Walking Backwards by Dino Costi
In Walking Backwards, the reader is literally walked back in time by Costi. The story’s retrograde setting is one in which women are valued most as wives and child-bearers. Marriage is constantly on the minds of Sabrina, Abigail, and Caroline, not as a possibility but as a fate. But as the three girls find an eerie man in an open field, the domestic progression of their lives is powerfully challenged.
“There was a man walking amongst the trees, a black shadow beneath the branches. His movement struck them as peculiar: his legs were taking each step in a slow and awkward manner, the motion of his body verging on non-human.
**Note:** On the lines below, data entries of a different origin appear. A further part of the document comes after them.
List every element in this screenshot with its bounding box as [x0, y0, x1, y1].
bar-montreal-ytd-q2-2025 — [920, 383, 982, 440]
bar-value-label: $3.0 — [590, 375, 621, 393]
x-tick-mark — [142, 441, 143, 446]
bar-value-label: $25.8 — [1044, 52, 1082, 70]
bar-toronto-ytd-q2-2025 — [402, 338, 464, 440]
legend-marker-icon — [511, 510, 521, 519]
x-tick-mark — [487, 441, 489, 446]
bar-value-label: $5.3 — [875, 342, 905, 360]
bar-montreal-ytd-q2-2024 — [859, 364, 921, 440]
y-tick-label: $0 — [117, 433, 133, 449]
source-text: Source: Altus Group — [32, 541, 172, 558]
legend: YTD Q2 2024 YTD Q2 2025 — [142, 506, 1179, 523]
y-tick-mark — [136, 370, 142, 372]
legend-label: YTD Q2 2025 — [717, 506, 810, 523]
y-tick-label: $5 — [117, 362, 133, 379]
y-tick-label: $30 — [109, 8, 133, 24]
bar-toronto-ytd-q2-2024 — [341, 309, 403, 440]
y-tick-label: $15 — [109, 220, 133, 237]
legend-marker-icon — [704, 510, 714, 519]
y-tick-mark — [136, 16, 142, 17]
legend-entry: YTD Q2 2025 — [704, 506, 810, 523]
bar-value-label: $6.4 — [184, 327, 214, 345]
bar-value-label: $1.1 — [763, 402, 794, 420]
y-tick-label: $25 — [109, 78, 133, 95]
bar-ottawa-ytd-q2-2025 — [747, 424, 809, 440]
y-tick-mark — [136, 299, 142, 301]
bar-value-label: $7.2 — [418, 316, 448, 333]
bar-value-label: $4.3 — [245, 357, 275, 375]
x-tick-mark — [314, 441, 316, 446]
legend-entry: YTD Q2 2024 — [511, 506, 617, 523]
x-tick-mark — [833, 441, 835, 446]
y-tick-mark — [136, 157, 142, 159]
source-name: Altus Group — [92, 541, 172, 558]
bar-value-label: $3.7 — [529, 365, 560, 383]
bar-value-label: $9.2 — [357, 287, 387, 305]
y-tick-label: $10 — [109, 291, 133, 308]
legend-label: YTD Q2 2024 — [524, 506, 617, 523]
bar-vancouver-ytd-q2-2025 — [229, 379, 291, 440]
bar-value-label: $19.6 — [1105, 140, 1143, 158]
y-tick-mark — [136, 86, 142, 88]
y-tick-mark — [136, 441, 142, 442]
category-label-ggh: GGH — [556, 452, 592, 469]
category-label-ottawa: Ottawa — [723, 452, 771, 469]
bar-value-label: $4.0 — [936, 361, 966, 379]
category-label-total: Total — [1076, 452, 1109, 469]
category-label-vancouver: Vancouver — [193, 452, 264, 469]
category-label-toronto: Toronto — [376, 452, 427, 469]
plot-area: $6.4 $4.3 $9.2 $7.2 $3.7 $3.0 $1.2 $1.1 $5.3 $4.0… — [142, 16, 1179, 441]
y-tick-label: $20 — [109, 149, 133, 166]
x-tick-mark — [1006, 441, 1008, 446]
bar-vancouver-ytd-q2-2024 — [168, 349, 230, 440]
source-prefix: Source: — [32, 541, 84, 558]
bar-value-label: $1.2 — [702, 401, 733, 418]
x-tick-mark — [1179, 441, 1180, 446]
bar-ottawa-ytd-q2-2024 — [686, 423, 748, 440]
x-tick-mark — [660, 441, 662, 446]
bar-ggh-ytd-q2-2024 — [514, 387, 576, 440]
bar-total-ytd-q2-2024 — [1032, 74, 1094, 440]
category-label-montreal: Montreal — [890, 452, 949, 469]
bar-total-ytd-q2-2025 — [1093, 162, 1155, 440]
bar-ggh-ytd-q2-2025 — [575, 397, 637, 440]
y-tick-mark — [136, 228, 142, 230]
Only upon his emerging from the copse did it become apparent that he was dressed all in black, from his boots to his hat – a fashion that seemed most unusual to them. But that was the least concerning discovery. They realised, with deep discomfort, that he was walking backwards. Worse still, he was heading in their direction.”
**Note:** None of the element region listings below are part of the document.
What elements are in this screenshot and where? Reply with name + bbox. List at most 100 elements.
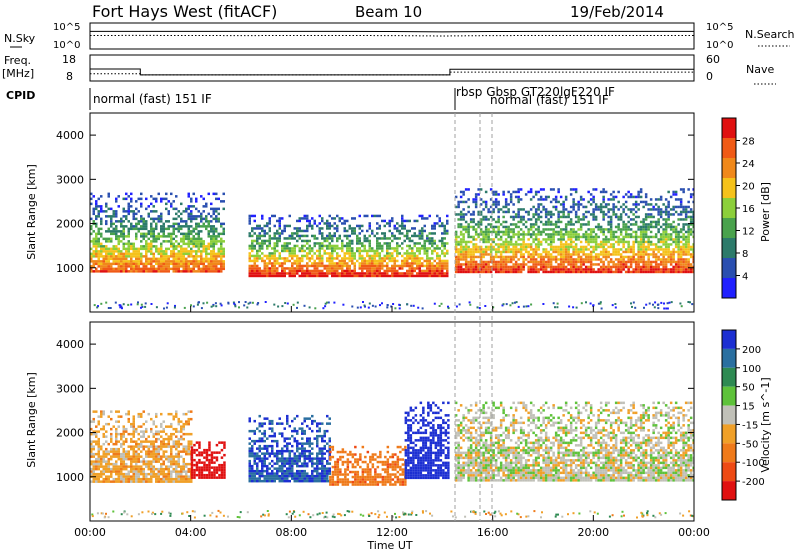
echo-cell bbox=[547, 258, 550, 261]
echo-cell bbox=[301, 272, 304, 275]
echo-cell bbox=[133, 418, 136, 421]
echo-cell bbox=[128, 465, 131, 468]
echo-cell bbox=[188, 238, 191, 241]
echo-cell bbox=[655, 243, 658, 246]
echo-cell bbox=[657, 231, 660, 234]
echo-cell bbox=[349, 272, 352, 275]
echo-cell bbox=[168, 263, 171, 266]
echo-cell bbox=[560, 228, 563, 231]
echo-cell bbox=[542, 266, 545, 269]
echo-cell bbox=[198, 210, 201, 213]
echo-cell bbox=[208, 233, 211, 236]
echo-cell bbox=[492, 268, 495, 271]
echo-cell bbox=[585, 253, 588, 256]
noise-cell bbox=[652, 304, 654, 306]
echo-cell bbox=[436, 265, 439, 268]
echo-cell bbox=[210, 240, 213, 243]
echo-cell bbox=[510, 268, 513, 271]
echo-cell bbox=[642, 223, 645, 226]
echo-cell bbox=[635, 268, 638, 271]
echo-cell bbox=[637, 261, 640, 264]
echo-cell bbox=[657, 258, 660, 261]
echo-cell bbox=[540, 268, 543, 271]
echo-cell bbox=[148, 258, 151, 261]
echo-cell bbox=[406, 245, 409, 248]
echo-cell bbox=[371, 230, 374, 233]
echo-cell bbox=[296, 270, 299, 273]
echo-cell bbox=[617, 258, 620, 261]
echo-cell bbox=[160, 465, 163, 468]
echo-cell bbox=[334, 247, 337, 250]
echo-cell bbox=[155, 198, 158, 201]
echo-cell bbox=[627, 268, 630, 271]
echo-cell bbox=[620, 213, 623, 216]
echo-cell bbox=[572, 198, 575, 201]
echo-cell bbox=[133, 265, 136, 268]
echo-cell bbox=[505, 211, 508, 214]
noise-cell bbox=[130, 304, 132, 306]
echo-cell bbox=[259, 255, 262, 258]
echo-cell bbox=[326, 260, 329, 263]
echo-cell bbox=[652, 243, 655, 246]
echo-cell bbox=[341, 267, 344, 270]
echo-cell bbox=[642, 201, 645, 204]
echo-cell bbox=[419, 250, 422, 253]
echo-cell bbox=[324, 275, 327, 278]
echo-cell bbox=[431, 245, 434, 248]
echo-cell bbox=[592, 208, 595, 211]
echo-cell bbox=[140, 430, 143, 433]
echo-cell bbox=[605, 251, 608, 254]
echo-cell bbox=[289, 255, 292, 258]
echo-cell bbox=[640, 233, 643, 236]
echo-cell bbox=[389, 237, 392, 240]
echo-cell bbox=[105, 220, 108, 223]
echo-cell bbox=[460, 196, 463, 199]
echo-cell bbox=[505, 226, 508, 229]
echo-cell bbox=[208, 193, 211, 196]
echo-cell bbox=[130, 465, 133, 468]
echo-cell bbox=[165, 475, 168, 478]
echo-cell bbox=[575, 266, 578, 269]
echo-cell bbox=[128, 433, 131, 436]
echo-cell bbox=[610, 218, 613, 221]
echo-cell bbox=[200, 240, 203, 243]
echo-cell bbox=[133, 245, 136, 248]
echo-cell bbox=[550, 258, 553, 261]
echo-cell bbox=[530, 191, 533, 194]
echo-cell bbox=[93, 265, 96, 268]
echo-cell bbox=[439, 265, 442, 268]
echo-cell bbox=[525, 263, 528, 266]
echo-cell bbox=[168, 225, 171, 228]
echo-cell bbox=[279, 227, 282, 230]
echo-cell bbox=[537, 198, 540, 201]
noise-cell bbox=[417, 307, 419, 309]
echo-cell bbox=[660, 213, 663, 216]
echo-cell bbox=[289, 272, 292, 275]
echo-cell bbox=[276, 242, 279, 245]
noise-cell bbox=[663, 303, 665, 305]
echo-cell bbox=[306, 252, 309, 255]
echo-cell bbox=[103, 443, 106, 446]
echo-cell bbox=[439, 247, 442, 250]
echo-cell bbox=[572, 271, 575, 274]
echo-cell bbox=[309, 260, 312, 263]
echo-cell bbox=[577, 208, 580, 211]
noise-cell bbox=[410, 305, 412, 307]
echo-cell bbox=[118, 433, 121, 436]
echo-cell bbox=[153, 470, 156, 473]
echo-cell bbox=[426, 247, 429, 250]
echo-cell bbox=[672, 193, 675, 196]
echo-cell bbox=[617, 266, 620, 269]
echo-cell bbox=[500, 246, 503, 249]
echo-cell bbox=[682, 223, 685, 226]
echo-cell bbox=[163, 428, 166, 431]
echo-cell bbox=[545, 241, 548, 244]
echo-cell bbox=[160, 478, 163, 481]
echo-cell bbox=[98, 238, 101, 241]
echo-cell bbox=[361, 272, 364, 275]
echo-cell bbox=[462, 246, 465, 249]
echo-cell bbox=[133, 270, 136, 273]
noise-cell bbox=[593, 304, 595, 306]
echo-cell bbox=[610, 261, 613, 264]
echo-cell bbox=[321, 227, 324, 230]
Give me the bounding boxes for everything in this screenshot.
The backwards-walking man is a haunting embodiment of the oppressive, regressive patriarchal society the three girls are trapped in. As Sabrina watches on, her fear soon turns into curiosity – it is as if she has glimpsed some alternate version of life that she never knew existed until now.
Costi’s use of the thriller genre is masterful in its small-town suspense. The town’s eventual dismissal of Sabrina’s stories suffocates the reader, the marriages of the three girls becoming more horrific than the man in the field. The marital obedience and domestic lifestyle that becomes Sabrina’s reality reads as the story’s worst possible outcome. Soon, in a clever genre subversion, the reader comes to long for the backwards man to return. And when he does, it is like a bell of freedom.
The symbolism of the backwards man works as a double meaning: Sabrina’s independent nature and zest for exploration is considered “backwards” by her society. At the end, as she herself walks backwards, she is walking against the grain of her society and everything she knows, forging her own feminist path into an emancipated future.